TCRs cover a wide range of potential target antigens, giving the likelihood that T cells are a promising treatment for cancer because they can express native or transgenic αβ-T cell receptors (TCRs). Native TCR specificities have successfully been exploited for adoptive T cell therapy with tumor infiltrating lymphocytes (TILs) for melanoma and other tumors, or with virus-specific T cells for viral-associated malignancies. Transgenic TCR therapy allows the genetic modification of T cells in a highly specific and reproducible manner, and has obtained promising results in melanoma and several solid tumors, multiple myeloma, viral-associated malignancies and acute myeloid leukemia.

To date, about 20 clinical trials with TCR transgenic T cells have been evaluated for safety and anti-tumor function of T cells against different antigens in melanoma, myeloid malignancies, colorectal cancer, and a number of other solid tumors. The majority of these TCRs were HLA class I — restricted, and the only class II — restricted TCR was directed against antigen MAGE-A3.

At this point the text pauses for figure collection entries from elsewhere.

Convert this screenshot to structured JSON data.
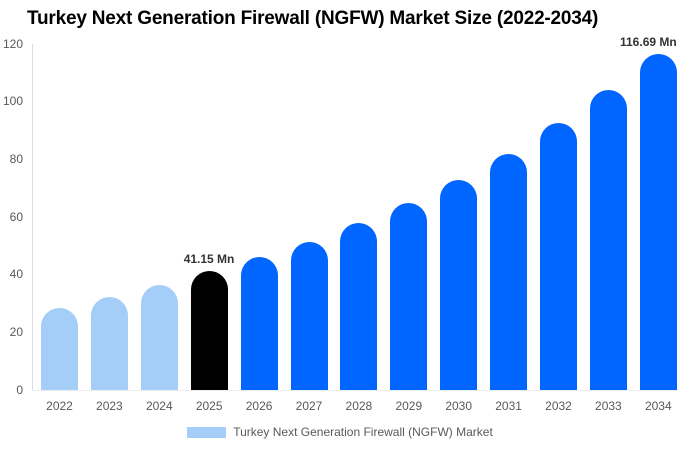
{
  "title": "Turkey Next Generation Firewall (NGFW) Market Size (2022-2034)",
  "colors": {
    "background": "#ffffff",
    "bar_light": "#a4cdf8",
    "bar_primary": "#0066ff",
    "bar_highlight": "#000000",
    "axis_text": "#595959",
    "axis_line": "#dcdcdc",
    "annotation_text": "#333333",
    "title_text": "#000000"
  },
  "legend": {
    "label": "Turkey Next Generation Firewall (NGFW) Market"
  },
  "chart_data": {
    "type": "bar",
    "title": "Turkey Next Generation Firewall (NGFW) Market Size (2022-2034)",
    "categories": [
      "2022",
      "2023",
      "2024",
      "2025",
      "2026",
      "2027",
      "2028",
      "2029",
      "2030",
      "2031",
      "2032",
      "2033",
      "2034"
    ],
    "values": [
      28.5,
      32.3,
      36.4,
      41.15,
      46,
      51.5,
      58,
      65,
      73,
      82,
      92.5,
      104,
      116.69
    ],
    "unit": "Mn",
    "xlabel": "",
    "ylabel": "",
    "ylim": [
      0,
      120
    ],
    "yticks": [
      0,
      20,
      40,
      60,
      80,
      100,
      120
    ],
    "grid": false,
    "legend_position": "bottom",
    "bar_styles": [
      "light",
      "light",
      "light",
      "highlight",
      "primary",
      "primary",
      "primary",
      "primary",
      "primary",
      "primary",
      "primary",
      "primary",
      "primary"
    ],
    "annotations": [
      {
        "category": "2025",
        "text": "41.15 Mn"
      },
      {
        "category": "2034",
        "text": "116.69 Mn"
      }
    ]
  }
}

A main challenge for the TCR T cells is to efficiently deploy their full therapeutic potential. The administration of lymphodepleting chemotherapy and high-dose IL-2 after TCR infusion proved beneficial to achieving positive responses. In contrast, in the absence of lymphodepletion, stable disease was the best response obtained. TCRs targeting differentiation antigens, such as MART-1, tyrosinase/gp100, and CEA, were mostly limited by on-target, off-tumor toxicities to healthy tissues that share antigen expression with the tumor. Therefore, TCRs that target antigens more restricted to tumor cells may be better tolerated by the patients. Cancer testis antigen (CTA) NY-ESO-1-specific TCRs T cell was very well tolerated and produced promising overall response rates (ORR) in refractory synovial sarcoma patients across several studies. For example, an overall response rate of 61% (11/18) was reported in patients with synovial sarcoma, and 55% (11/20) in patients with melanoma, but most responses lasted less than 1 year. Another trial assessed safety and efficacy of allogeneic WT-1 TCR-specific, an Epstein Barr Virus-specific CD8+ T cells (EBVSTs) derived from the allogeneic stem cell donor. TCR+ EBVSTs were safely infused to high-risk Acute Myeloid Leukemia (AML) patients with no evidence of disease after allogeneic hematopoietic stem cell transplantation (HSCT), followed by low dose IL-2 and a second infusion in 7 of 12 patients. Toxicities were manageable, and at a median follow up of 44 months, all 12 patients remained relapse-free. In a matched control cohort of 88 patients treated at the same institution, relapse-free survival was 54%. These results indicate that transgenic TCR T cell therapy is highly promising for high-risk AML patients, when given in the post-transplant setting and undetectable disease state.

These clinical results indicate that several factors are crucial for the success of TCR gene therapy: 1) the selection of the targeted antigen, 2) the specific features of the TCR used, 3) the biology of the T cell in which the TCR is expressed, 4) the disease status of the patient, 5) the administration of lymphodepleting chemotherapy and in vivo cytokine support of the infused cells, 6) the in vivo persistence, 7) the homing to and infiltration of the tumor, and 8) the impact of the tumor microenvironment on T cells that successfully reached the tumor microenvironment, and the overall safety of the approach.